Empirical percentile curves for BMI-for-age were considerably more irregular than those for stature-for-age and weight-for-age. Similar to weight-for- age, locally weighted regression was applied to the BMI empirical percentile curves to discern the shape of the curve. The intermediate smoothed percentile curves were then fit by a polynomial regression to achieve reasonably smoothed curves and to summarize the BMI-for-age percentile curves in polynomial equations.

For each set of percentile curves, the initial smoothing methods were applied to the nine empirical percentiles (3rd, 5th, 10th, 25th, 50th, 75th, 90th, 95th, and 97th) for each age group. In addition, the 85th percentile was included in the BMI-for-age charts because the 85th percentile of BMI has been recommended as a cutoff threshold to identify children and adolescents at risk for overweight (Himes, Dietz, 1994; Barlow, Dietz, 1998). The initial smoothing procedures are summarized in table 3. A detailed description of these procedures will be presented in future reports.

In the second stage, a modified LMS statistical smoothing procedure was applied to the smoothed curves generated in the first stage of the process. For ease of interpolation between percentiles, a normal transformation of the curves is useful. A normal transformation makes it possible to estimate any percentile and allows the calculation of standard deviation units (SDU) and z-scores.

With the exception of stature, which tends to be normally distributed, for most other anthropometric measures neither the empirical nor the smoothed data strictly follow a normal distribution.
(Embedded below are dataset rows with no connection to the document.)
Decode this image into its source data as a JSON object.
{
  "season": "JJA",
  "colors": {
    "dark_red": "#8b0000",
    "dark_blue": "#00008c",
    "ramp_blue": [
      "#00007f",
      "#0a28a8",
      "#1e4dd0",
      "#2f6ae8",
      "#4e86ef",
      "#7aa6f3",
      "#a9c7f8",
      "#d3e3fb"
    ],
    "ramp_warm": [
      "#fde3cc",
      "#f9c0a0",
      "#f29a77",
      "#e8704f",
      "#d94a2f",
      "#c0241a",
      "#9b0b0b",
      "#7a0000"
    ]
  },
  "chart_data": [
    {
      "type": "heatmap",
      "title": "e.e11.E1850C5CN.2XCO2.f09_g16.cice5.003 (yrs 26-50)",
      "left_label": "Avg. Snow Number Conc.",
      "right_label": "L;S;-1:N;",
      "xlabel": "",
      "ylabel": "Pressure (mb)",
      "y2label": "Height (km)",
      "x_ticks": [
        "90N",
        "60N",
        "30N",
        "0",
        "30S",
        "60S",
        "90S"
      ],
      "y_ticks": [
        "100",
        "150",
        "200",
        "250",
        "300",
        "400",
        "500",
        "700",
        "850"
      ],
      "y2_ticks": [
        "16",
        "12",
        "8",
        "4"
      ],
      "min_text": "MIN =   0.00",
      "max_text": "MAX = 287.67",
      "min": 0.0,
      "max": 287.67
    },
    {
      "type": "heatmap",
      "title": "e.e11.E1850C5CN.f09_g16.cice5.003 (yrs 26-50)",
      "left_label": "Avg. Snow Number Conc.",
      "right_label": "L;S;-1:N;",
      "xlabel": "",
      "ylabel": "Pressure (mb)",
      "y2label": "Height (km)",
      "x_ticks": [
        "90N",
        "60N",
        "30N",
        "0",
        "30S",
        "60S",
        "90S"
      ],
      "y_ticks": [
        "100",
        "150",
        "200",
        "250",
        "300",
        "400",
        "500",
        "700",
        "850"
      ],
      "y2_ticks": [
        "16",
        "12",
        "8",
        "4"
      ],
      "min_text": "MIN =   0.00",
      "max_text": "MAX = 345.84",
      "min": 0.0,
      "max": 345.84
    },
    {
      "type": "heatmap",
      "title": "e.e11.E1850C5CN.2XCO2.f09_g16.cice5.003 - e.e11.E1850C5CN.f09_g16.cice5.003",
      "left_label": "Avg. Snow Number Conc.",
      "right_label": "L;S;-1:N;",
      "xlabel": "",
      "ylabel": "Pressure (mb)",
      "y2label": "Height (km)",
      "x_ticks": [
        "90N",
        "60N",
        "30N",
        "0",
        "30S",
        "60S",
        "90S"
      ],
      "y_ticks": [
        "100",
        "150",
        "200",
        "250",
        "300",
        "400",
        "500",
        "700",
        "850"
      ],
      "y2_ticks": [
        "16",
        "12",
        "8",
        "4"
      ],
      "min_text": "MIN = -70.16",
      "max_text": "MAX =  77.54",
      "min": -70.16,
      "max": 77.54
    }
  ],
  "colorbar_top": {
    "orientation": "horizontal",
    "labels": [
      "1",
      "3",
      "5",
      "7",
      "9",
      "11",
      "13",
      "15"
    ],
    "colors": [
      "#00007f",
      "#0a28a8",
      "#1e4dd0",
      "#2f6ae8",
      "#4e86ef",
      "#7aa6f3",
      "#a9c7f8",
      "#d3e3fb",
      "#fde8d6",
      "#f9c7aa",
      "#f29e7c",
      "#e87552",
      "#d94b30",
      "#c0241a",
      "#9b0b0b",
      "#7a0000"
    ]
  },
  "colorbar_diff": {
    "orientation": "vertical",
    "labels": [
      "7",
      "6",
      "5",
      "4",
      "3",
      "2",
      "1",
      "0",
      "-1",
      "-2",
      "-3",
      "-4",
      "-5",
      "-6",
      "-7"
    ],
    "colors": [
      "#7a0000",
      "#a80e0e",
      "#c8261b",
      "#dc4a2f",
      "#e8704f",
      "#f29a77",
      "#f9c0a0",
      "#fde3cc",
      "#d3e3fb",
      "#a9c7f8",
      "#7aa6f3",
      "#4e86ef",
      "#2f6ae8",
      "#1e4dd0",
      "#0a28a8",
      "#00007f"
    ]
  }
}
Rather, the distribution contains some degree of skewness. To remove skewness, a power transformation can be used so that one tail of the distribution is stretched while the other tail is shrunk. One means of doing this is to apply a Box-Cox transformation to transform the data to a nearly normal distribution. When applied to percentile curves, this is known as the LMS technique (Cole, 1988). The assumption is that after the appropriate power transformation, the data are closely approximated by a normal distribution (Cole, 1990). The transformation does not adjust for kurtosis, but kurtosis is a less important contributor than skewness to nonnormality (Cole, 1992).
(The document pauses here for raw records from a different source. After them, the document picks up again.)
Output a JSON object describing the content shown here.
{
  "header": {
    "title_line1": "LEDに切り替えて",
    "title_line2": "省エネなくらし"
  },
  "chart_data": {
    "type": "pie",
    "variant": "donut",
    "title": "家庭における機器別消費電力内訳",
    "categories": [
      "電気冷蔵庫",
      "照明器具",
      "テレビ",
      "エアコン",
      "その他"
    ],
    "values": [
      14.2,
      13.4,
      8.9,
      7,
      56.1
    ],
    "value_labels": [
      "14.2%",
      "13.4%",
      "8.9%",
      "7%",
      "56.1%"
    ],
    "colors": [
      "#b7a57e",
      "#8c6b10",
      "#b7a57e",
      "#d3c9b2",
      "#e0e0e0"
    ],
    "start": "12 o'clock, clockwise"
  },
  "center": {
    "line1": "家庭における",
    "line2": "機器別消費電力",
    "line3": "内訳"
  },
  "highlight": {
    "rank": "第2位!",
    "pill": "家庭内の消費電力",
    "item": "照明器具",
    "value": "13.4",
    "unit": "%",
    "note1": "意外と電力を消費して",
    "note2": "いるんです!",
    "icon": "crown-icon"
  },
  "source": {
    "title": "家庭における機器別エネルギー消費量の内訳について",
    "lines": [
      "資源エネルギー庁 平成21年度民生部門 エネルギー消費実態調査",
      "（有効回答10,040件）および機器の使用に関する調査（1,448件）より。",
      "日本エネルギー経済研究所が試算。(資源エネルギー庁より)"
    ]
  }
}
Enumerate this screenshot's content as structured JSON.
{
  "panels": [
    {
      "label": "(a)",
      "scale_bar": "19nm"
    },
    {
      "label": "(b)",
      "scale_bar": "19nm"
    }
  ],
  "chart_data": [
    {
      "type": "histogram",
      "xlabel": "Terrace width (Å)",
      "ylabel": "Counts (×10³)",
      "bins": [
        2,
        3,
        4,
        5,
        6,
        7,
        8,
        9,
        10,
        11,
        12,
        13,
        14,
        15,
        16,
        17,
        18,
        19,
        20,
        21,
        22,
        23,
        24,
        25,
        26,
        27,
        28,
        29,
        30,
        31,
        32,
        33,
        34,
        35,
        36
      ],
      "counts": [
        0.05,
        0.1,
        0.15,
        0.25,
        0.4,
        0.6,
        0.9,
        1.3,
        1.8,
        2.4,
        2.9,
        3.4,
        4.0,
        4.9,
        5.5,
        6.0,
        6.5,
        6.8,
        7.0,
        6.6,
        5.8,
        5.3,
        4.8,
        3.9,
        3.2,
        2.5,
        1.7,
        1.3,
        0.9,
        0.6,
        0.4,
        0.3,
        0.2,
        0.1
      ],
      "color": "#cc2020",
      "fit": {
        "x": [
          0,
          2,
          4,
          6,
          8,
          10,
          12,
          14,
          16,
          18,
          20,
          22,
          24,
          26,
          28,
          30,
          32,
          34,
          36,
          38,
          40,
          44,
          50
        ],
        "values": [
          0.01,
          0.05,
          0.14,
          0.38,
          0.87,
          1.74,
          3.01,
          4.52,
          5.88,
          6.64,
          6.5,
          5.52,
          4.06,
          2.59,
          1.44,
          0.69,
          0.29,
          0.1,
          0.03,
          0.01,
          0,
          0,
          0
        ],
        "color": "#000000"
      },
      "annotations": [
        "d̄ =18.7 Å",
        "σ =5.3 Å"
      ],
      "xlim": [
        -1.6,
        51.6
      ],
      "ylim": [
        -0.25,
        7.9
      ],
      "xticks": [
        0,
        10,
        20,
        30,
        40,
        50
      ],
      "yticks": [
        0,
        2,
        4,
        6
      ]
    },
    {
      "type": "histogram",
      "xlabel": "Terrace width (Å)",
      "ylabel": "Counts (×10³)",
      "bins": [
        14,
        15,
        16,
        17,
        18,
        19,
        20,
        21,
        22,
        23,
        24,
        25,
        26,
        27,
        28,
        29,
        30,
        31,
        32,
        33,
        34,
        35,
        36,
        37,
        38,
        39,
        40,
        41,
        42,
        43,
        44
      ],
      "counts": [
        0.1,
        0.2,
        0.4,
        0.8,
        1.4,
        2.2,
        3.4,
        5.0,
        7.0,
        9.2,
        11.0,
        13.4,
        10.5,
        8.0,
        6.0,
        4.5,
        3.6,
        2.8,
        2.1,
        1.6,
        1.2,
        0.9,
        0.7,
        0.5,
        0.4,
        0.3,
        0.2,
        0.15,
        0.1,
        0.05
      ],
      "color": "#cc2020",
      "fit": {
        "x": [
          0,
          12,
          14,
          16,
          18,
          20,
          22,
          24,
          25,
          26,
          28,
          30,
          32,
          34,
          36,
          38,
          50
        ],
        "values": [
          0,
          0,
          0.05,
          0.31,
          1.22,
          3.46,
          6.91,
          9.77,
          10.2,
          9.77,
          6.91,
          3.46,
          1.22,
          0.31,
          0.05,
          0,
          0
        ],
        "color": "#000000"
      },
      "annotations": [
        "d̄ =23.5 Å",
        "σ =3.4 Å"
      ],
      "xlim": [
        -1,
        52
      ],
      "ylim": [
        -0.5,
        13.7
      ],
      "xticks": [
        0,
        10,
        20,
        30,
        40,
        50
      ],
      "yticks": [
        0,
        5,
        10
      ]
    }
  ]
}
In the LMS technique, three parameters are estimated: the median (M), the standard deviation (S), and the power in the Box-Cox transformation (L). The equation for the LMS is:

Centile = M (1 + LSZ)1/L

where Z is the z-score that corresponds to the percentile. The usual practice is to use a penalized likelihood estimation procedure applied to the empirical data to generate age-specific estimates of L, M, and S. These age-specific estimates of L, M, and S are then smoothed. A smoothed percentile curve or an individual standardized score can be obtained from the smoothed values of L, M, and S (Cole, 1988, 1990). However, a smoothed percentile curve based on this type of LMS estimation procedure can be somewhat different from the curve that is obtained by smoothing empirical data points.

A modified estimation procedure was used to increase the agreement between the empirically smoothed curves and the LMS smoothed curves. In the modified LMS approach used for the present analyses, observed percentile curves were initially smoothed, as described above. Then, the Box-Cox power transformation (Box, Cox, 1964) was used to specify an equation at each of the previously smoothed major percentiles. A simultaneous solution for the three parameters was generated using the SAS procedure NLIN (SAS, 1988). The set of L, M, and S parameters that best matched the set of smoothed percentiles was obtained as a solution to a system of equations rather than as likelihood-based estimates from empirical data. These parameters allowed final curves to be produced that are extremely close to the curves smoothed for each major percentile from the first stage of curve smoothing. The advantage is that the final curves retain a nearly identical appearance to the initially smoothed percentiles, and the z-scores can be obtained in a continuous manner. The final set of percentile curves presented in this report was produced using the modified LMS estimation procedure.